“Doubt is not the opposite of faith; it is an element of faith.” Paul Tillich
I am on staff at a reasonably good sized church. I am in seminary. I have professed to be a believer of Jesus Christ for the last fifteen years. This week I have had more doubts about the basic tenets of faith and my own beliefs about God than possibly ever before. Does prayer really even matter, if God loves us then why the shooting in the movie theater of kids, is God really good, blah, blah, blah. This has been a week where I have wondered why I do what I do, why I believe what I believe, and if any of it even matters. Listening to Christian music, being around Christians talking about their faith and even my job are annoying, frustrating and if I am going to be brutally honest, have raised my doubt and skepticism to new heights.
These are not things a church employee, grad student in seminary and Christian blogger should be professing and I wish I weren’t admitting them. As I am around other Christians and pastors and as I read the Bible or books from Christian authors I wonder if they are always on their Christian highs or if they doubt, question and wonder. But what really matters for me is what do I do with this season of doubt? How do I reconcile my skeptism and annoyance with anything having to do with faith? Last night I decided I would read my Bible. Did I feel like it? Did I believe what it said? Did I think it would make a difference? I don’t know but what I do know is God is allowing this walk thru this spiritual pit and I believe He will allow me to climb out of it (in His time of course.., that is annoying to me right now too). I also know that when I pray I am honest with Him about all of this and I know on a cerebral level that He is still God no matter how I am feeling and no matter how much I doubt.

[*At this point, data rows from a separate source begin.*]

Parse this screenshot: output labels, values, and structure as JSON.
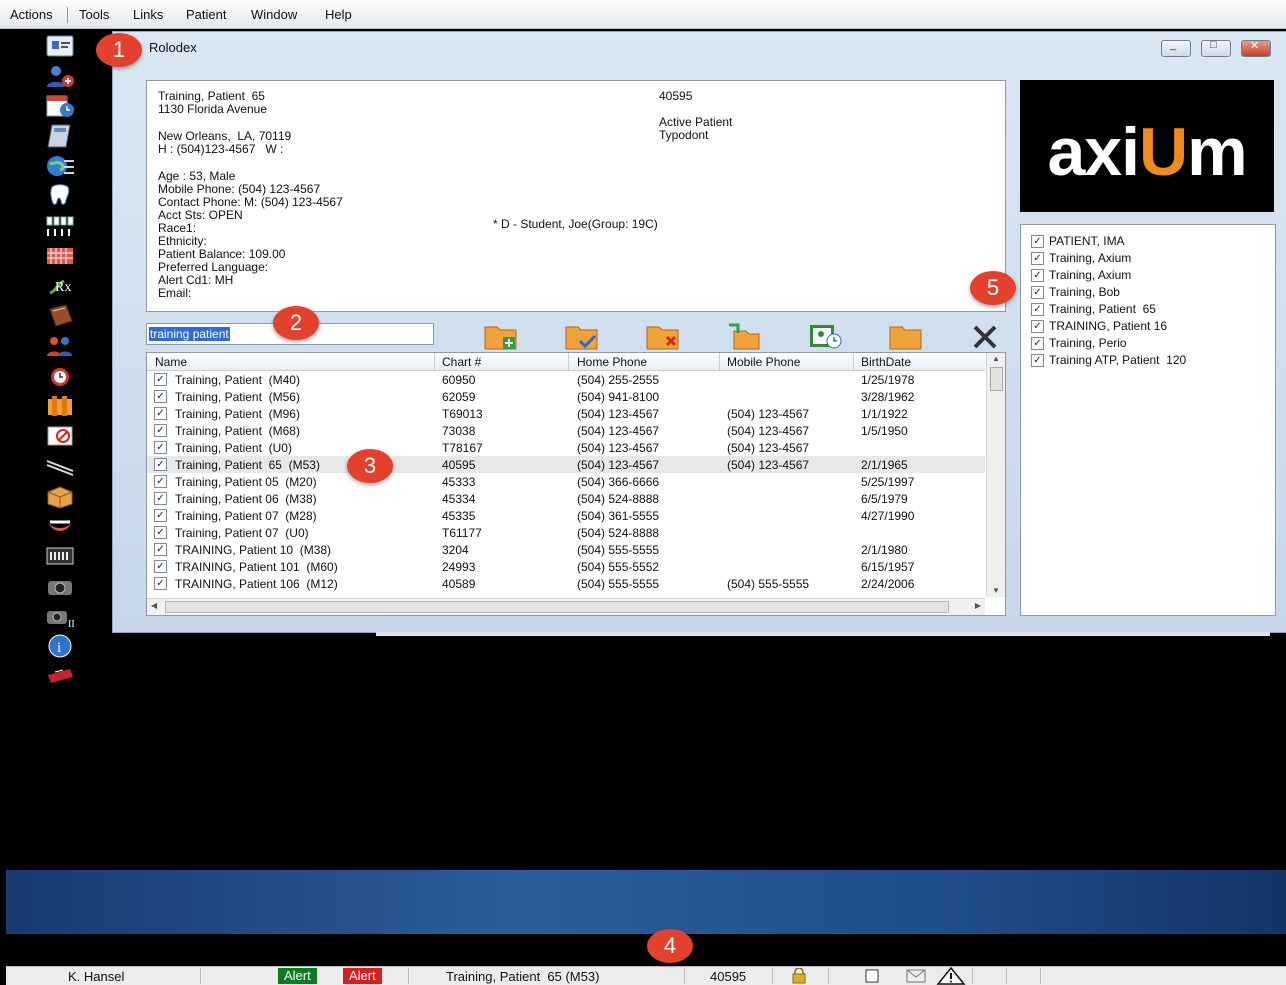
{
  "menubar": {
    "items": [
      "Actions",
      "Tools",
      "Links",
      "Patient",
      "Window",
      "Help"
    ]
  },
  "window": {
    "title": "Rolodex"
  },
  "details": {
    "name_line": "Training, Patient  65",
    "address": "1130 Florida Avenue",
    "city": "New Orleans,  LA, 70119",
    "phones": "H : (504)123-4567   W :",
    "age": "Age : 53, Male",
    "mobile": "Mobile Phone: (504) 123-4567",
    "contact": "Contact Phone: M: (504) 123-4567",
    "acct": "Acct Sts: OPEN",
    "race": "Race1:",
    "ethnicity": "Ethnicity:",
    "balance": "Patient Balance: 109.00",
    "language": "Preferred Language:",
    "alert": "Alert Cd1: MH",
    "email": "Email:",
    "chart": "40595",
    "active": "Active Patient",
    "typodont": "Typodont",
    "provider": "* D - Student, Joe(Group: 19C)"
  },
  "search": {
    "value": "training patient"
  },
  "toolbar": {
    "icons": [
      "add-folder-icon",
      "edit-folder-icon",
      "delete-folder-icon",
      "move-folder-icon",
      "appointment-icon",
      "open-folder-icon",
      "tools-icon"
    ]
  },
  "grid": {
    "columns": [
      "Name",
      "Chart #",
      "Home Phone",
      "Mobile Phone",
      "BirthDate"
    ],
    "rows": [
      {
        "name": "Training, Patient  (M40)",
        "chart": "60950",
        "home": "(504) 255-2555",
        "mobile": "",
        "birth": "1/25/1978"
      },
      {
        "name": "Training, Patient  (M56)",
        "chart": "62059",
        "home": "(504) 941-8100",
        "mobile": "",
        "birth": "3/28/1962"
      },
      {
        "name": "Training, Patient  (M96)",
        "chart": "T69013",
        "home": "(504) 123-4567",
        "mobile": "(504) 123-4567",
        "birth": "1/1/1922"
      },
      {
        "name": "Training, Patient  (M68)",
        "chart": "73038",
        "home": "(504) 123-4567",
        "mobile": "(504) 123-4567",
        "birth": "1/5/1950"
      },
      {
        "name": "Training, Patient  (U0)",
        "chart": "T78167",
        "home": "(504) 123-4567",
        "mobile": "(504) 123-4567",
        "birth": ""
      },
      {
        "name": "Training, Patient  65  (M53)",
        "chart": "40595",
        "home": "(504) 123-4567",
        "mobile": "(504) 123-4567",
        "birth": "2/1/1965"
      },
      {
        "name": "Training, Patient 05  (M20)",
        "chart": "45333",
        "home": "(504) 366-6666",
        "mobile": "",
        "birth": "5/25/1997"
      },
      {
        "name": "Training, Patient 06  (M38)",
        "chart": "45334",
        "home": "(504) 524-8888",
        "mobile": "",
        "birth": "6/5/1979"
      },
      {
        "name": "Training, Patient 07  (M28)",
        "chart": "45335",
        "home": "(504) 361-5555",
        "mobile": "",
        "birth": "4/27/1990"
      },
      {
        "name": "Training, Patient 07  (U0)",
        "chart": "T61177",
        "home": "(504) 524-8888",
        "mobile": "",
        "birth": ""
      },
      {
        "name": "TRAINING, Patient 10  (M38)",
        "chart": "3204",
        "home": "(504) 555-5555",
        "mobile": "",
        "birth": "2/1/1980"
      },
      {
        "name": "TRAINING, Patient 101  (M60)",
        "chart": "24993",
        "home": "(504) 555-5552",
        "mobile": "",
        "birth": "6/15/1957"
      },
      {
        "name": "TRAINING, Patient 106  (M12)",
        "chart": "40589",
        "home": "(504) 555-5555",
        "mobile": "(504) 555-5555",
        "birth": "2/24/2006"
      }
    ],
    "selected_index": 5
  },
  "logo": {
    "pre": "axi",
    "u": "U",
    "post": "m"
  },
  "patient_list": [
    "PATIENT, IMA",
    "Training, Axium",
    "Training, Axium",
    "Training, Bob",
    "Training, Patient  65",
    "TRAINING, Patient 16",
    "Training, Perio",
    "Training ATP, Patient  120"
  ],
  "statusbar": {
    "user": "K. Hansel",
    "alert1": "Alert",
    "alert2": "Alert",
    "patient": "Training, Patient  65 (M53)",
    "chart": "40595"
  },
  "callouts": [
    "1",
    "2",
    "3",
    "4",
    "5"
  ],
  "colors": {
    "accent": "#f18a1c",
    "callout": "#e4412d",
    "alert_green": "#0a7d1c",
    "alert_red": "#d71d1d"
  }
}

“Lord, thank you that time in the pit makes moments on the mountain top seem so much sweeter. Thank you that you are allowing me to sit in this place of yuck and that you have allowed many who love you to do the same thing (blog.beliefnet.com/omeoflittlefaith). Thank you that nothing about how I feel or what I believe changes who you are. Help me to climb out of this place soon if possible but most of all, please don’t let me climb out until you have taught me something that takes my faith deeper. Amen.”

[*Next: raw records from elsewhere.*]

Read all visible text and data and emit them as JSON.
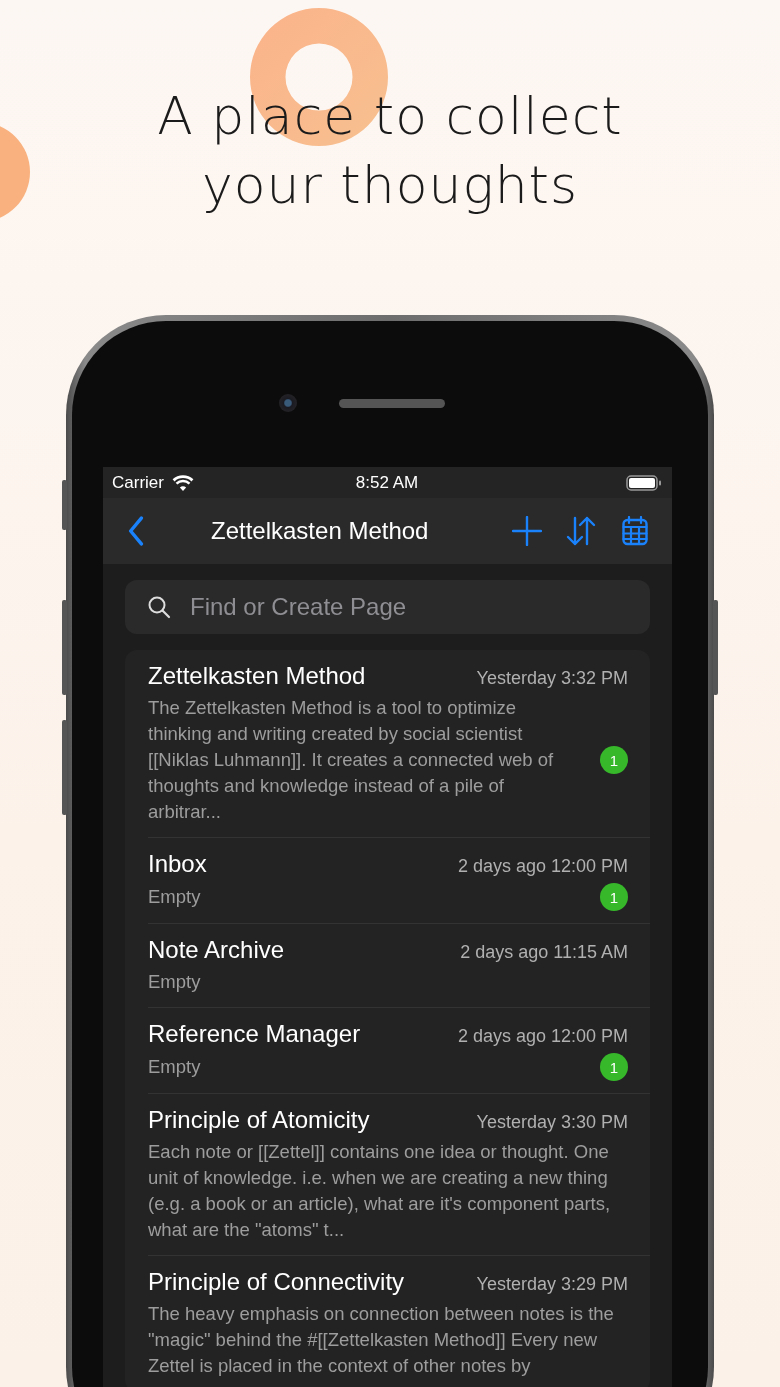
{
  "headline": "A place to collect your thoughts",
  "status_bar": {
    "carrier": "Carrier",
    "time": "8:52 AM"
  },
  "nav_bar": {
    "title": "Zettelkasten Method"
  },
  "search": {
    "placeholder": "Find or Create Page"
  },
  "notes": [
    {
      "title": "Zettelkasten Method",
      "time": "Yesterday 3:32 PM",
      "preview": "The Zettelkasten Method is a tool to optimize thinking and writing created by social scientist [[Niklas Luhmann]]. It creates a connected web of thoughts and knowledge instead of a pile of arbitrar...",
      "badge": "1"
    },
    {
      "title": "Inbox",
      "time": "2 days ago 12:00 PM",
      "preview": "Empty",
      "badge": "1"
    },
    {
      "title": "Note Archive",
      "time": "2 days ago 11:15 AM",
      "preview": "Empty"
    },
    {
      "title": "Reference Manager",
      "time": "2 days ago 12:00 PM",
      "preview": "Empty",
      "badge": "1"
    },
    {
      "title": "Principle of Atomicity",
      "time": "Yesterday 3:30 PM",
      "preview": "Each note or [[Zettel]] contains one idea or thought. One unit of knowledge. i.e. when we are creating a new thing (e.g. a book or an article), what are it's component parts, what are the \"atoms\" t..."
    },
    {
      "title": "Principle of Connectivity",
      "time": "Yesterday 3:29 PM",
      "preview": "The heavy emphasis on connection between notes is the \"magic\" behind the #[[Zettelkasten Method]] Every new Zettel is placed in the context of other notes by"
    }
  ]
}
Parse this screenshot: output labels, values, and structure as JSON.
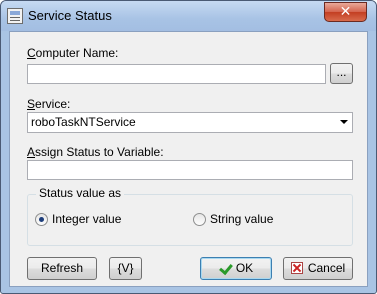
{
  "window": {
    "title": "Service Status",
    "close_glyph": "✕"
  },
  "computer_name": {
    "label_u": "C",
    "label_rest": "omputer Name:",
    "value": "",
    "browse_label": "..."
  },
  "service": {
    "label_u": "S",
    "label_rest": "ervice:",
    "selected": "roboTaskNTService"
  },
  "assign_variable": {
    "label_u": "A",
    "label_rest": "ssign Status to Variable:",
    "value": ""
  },
  "status_group": {
    "legend": "Status value as",
    "options": [
      {
        "label": "Integer value",
        "selected": true
      },
      {
        "label": "String value",
        "selected": false
      }
    ]
  },
  "buttons": {
    "refresh": "Refresh",
    "variable": "{V}",
    "ok": "OK",
    "cancel": "Cancel"
  },
  "icons": [
    "window-icon",
    "close-icon",
    "checkmark-icon",
    "cancel-x-icon",
    "dropdown-arrow-icon"
  ]
}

YOU should be a blogger with that beautiful, expressive writing my friend. Thank you for sharing and for reminding me to look thru a lens higher and wiser than my own. Thank you for giving me a perspective that is not a human/fallen one but a Divine one. I began scaling the walls out of the pit this morning; it is a slow climb but an intentional one in which I am learning more about myself, God and His Word and patience. Maturation is never an easy or "fun" process but it is something rich, rewarding and worthwhile. Blessings and thanks for writing.
Thanks Jody! Love ya friend!
Laura, I cherish your transparency. I know the pit, too. I could describe its landscape, its smell, the textures on the walls. I like to believe, though I have no proof (wait, that's faith, right? :), that God felt the same turnoil that I feel about the presence of evil as many times over as there have been souls on this planet – the very moment he knew he would create humankind – because he knew they would fall. This gives me a strange hope that maybe the reason I experience turnoil over evil tragedy is that God's heart for humankind lives in my own. And I can't come close to knowing, experiencing first hand, what God must have felt toward Jesus the moment he became our solution. You are in my prayers. SJW.
Wow, Laura. I don't know what to say other than I believe God had you write this just for me. And there are probably others who will read this and say the same thing, which is evidence of how real, amazing, mysterious and present our God is. Thank you, Laura. Thank you, God! Amen.